Secondly, in both models the employee is not approached on what they should be doing but the focus is more on what they can do so that they can achieve the desirable futuristic results. The models do not look at the past in order in promote the future, but they mainly focus in the present and the future (Landsberg, 2003). Thirdly, they provide that the leader should be at a position of clarifying decisions to the employee.

Finally, both theories relatively take time; none is implemented instantly. The GROW model requires some substantial amount of time for full realization of results. On the other hand, the contingency model fails to define time, hence can be time consuming. There are differences that are evident in the two theories. While the discretion of the employee is the one that is important in the contingency model, in the GROW model the leader is the one that provides direction while ensuring that the people lead (employees) exhibit growth from one level to another. Therefore, through the contingency theory, the employee may take quite some substantial time before they adjust to the needs of the manager while in the GROW theory, the discretion of the manager determines the amount of time taken for the completion of the entire coaching process (Landsberg, 2003).

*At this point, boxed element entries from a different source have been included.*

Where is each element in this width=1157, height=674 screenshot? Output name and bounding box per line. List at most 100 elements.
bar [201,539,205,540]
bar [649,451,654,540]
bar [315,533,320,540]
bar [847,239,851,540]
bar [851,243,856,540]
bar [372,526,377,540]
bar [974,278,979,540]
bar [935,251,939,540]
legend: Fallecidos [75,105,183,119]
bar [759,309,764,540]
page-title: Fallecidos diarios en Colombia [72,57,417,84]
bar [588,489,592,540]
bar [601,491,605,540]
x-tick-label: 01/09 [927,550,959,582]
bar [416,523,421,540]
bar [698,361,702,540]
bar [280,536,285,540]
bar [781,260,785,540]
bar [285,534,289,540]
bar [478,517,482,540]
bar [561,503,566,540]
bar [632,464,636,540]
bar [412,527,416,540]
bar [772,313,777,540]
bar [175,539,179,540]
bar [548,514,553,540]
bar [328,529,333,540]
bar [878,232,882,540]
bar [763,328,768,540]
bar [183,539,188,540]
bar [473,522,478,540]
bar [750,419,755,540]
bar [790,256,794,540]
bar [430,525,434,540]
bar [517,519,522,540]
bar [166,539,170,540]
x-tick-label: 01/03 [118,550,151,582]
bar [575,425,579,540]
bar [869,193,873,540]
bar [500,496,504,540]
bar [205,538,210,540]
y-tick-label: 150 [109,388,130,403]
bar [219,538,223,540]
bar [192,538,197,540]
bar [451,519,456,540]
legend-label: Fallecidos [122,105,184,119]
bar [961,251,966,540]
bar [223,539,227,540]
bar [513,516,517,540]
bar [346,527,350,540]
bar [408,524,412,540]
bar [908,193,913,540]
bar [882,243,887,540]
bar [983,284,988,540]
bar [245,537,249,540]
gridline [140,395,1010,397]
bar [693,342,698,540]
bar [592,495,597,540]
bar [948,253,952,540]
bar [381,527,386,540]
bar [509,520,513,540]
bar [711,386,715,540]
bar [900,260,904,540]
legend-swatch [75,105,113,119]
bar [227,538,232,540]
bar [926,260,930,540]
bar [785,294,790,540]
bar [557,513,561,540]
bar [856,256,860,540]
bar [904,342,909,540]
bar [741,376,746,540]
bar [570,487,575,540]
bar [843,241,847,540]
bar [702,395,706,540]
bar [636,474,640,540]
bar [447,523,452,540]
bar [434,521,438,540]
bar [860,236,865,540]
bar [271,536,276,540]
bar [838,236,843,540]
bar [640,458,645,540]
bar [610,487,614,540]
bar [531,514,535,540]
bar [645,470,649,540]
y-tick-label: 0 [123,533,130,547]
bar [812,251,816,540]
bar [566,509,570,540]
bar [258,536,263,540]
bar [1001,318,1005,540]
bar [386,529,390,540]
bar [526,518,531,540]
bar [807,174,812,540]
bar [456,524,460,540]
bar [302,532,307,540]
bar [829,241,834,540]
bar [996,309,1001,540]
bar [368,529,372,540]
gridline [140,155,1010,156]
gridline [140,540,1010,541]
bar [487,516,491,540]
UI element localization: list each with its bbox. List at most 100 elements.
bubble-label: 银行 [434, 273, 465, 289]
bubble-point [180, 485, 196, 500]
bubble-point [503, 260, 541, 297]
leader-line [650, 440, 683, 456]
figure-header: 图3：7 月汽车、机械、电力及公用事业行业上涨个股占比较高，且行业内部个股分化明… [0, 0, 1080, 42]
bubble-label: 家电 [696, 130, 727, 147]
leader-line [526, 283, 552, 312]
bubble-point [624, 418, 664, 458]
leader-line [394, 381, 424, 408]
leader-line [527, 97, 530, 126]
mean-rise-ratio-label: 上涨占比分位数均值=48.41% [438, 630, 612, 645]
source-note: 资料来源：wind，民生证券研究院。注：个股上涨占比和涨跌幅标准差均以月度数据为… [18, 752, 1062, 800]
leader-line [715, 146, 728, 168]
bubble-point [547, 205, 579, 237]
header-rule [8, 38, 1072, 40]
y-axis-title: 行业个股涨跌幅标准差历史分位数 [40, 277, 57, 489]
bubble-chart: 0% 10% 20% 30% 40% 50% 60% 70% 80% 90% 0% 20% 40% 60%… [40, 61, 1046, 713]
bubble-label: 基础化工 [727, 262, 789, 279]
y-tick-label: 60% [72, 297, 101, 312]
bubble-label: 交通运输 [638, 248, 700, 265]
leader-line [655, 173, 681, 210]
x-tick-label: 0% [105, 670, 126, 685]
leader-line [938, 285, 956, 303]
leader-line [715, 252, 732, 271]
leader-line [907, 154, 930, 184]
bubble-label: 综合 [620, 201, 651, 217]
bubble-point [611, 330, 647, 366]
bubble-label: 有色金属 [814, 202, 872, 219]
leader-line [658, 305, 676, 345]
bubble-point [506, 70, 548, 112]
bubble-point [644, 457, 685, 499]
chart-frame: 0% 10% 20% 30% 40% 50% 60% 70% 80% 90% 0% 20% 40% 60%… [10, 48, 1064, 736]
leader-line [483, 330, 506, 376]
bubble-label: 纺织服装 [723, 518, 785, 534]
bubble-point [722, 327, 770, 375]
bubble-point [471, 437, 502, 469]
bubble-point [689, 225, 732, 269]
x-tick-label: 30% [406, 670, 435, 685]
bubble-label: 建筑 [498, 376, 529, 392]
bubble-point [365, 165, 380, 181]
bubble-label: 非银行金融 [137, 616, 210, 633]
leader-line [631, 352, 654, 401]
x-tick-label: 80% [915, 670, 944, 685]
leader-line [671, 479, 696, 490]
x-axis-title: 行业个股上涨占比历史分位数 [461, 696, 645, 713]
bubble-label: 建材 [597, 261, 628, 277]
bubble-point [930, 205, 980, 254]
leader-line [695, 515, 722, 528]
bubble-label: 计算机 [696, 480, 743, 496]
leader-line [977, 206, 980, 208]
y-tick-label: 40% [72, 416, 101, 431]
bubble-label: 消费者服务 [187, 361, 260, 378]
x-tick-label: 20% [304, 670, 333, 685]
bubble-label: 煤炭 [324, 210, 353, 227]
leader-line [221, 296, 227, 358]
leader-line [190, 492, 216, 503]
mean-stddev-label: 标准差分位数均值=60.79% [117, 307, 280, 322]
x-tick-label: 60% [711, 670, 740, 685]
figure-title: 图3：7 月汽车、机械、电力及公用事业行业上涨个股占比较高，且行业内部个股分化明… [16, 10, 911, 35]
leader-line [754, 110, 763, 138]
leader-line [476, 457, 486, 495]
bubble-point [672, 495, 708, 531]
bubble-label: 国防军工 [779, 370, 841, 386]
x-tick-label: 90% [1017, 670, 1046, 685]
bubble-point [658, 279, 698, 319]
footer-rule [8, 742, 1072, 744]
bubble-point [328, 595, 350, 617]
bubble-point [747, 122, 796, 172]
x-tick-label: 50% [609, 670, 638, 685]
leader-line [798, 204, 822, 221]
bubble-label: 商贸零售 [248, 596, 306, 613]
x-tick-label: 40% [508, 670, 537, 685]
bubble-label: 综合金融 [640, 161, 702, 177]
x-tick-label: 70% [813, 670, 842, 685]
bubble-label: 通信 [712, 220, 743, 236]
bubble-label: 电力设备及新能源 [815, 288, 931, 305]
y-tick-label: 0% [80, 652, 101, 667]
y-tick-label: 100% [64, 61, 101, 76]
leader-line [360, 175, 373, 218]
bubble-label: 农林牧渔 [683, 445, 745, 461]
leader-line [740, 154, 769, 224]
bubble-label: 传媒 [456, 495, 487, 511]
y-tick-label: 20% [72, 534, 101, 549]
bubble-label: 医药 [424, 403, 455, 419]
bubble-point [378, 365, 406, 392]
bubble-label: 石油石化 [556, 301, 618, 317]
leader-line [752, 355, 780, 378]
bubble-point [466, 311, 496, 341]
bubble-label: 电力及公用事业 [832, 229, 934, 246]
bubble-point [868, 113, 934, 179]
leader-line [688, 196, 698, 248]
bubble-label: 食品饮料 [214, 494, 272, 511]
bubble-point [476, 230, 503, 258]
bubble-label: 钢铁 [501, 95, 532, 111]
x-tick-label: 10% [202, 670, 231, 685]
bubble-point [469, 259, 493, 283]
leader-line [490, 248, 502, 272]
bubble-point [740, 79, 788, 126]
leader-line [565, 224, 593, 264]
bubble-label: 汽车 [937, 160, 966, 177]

The coaching through the GROW model is based on the need to achieve specified goals while on the other hand, the contingency model is geared towards motivating the employees to achieving personal freedom while being coached to exhibit performance (Lapp & Carr, 2008). The contingency model fits perfectly on occasions where there is much respect between the coach and the employee.

The respect makes the employee to be coached systematically while they act under their own discretion. Since they demonstrate respect to the coach, they will ensure that they meet what the coach requires of them. Another instance where this theory may be applicable is in any situation where the form of leadership of the organization is highly democratic or any other democratic scenarios.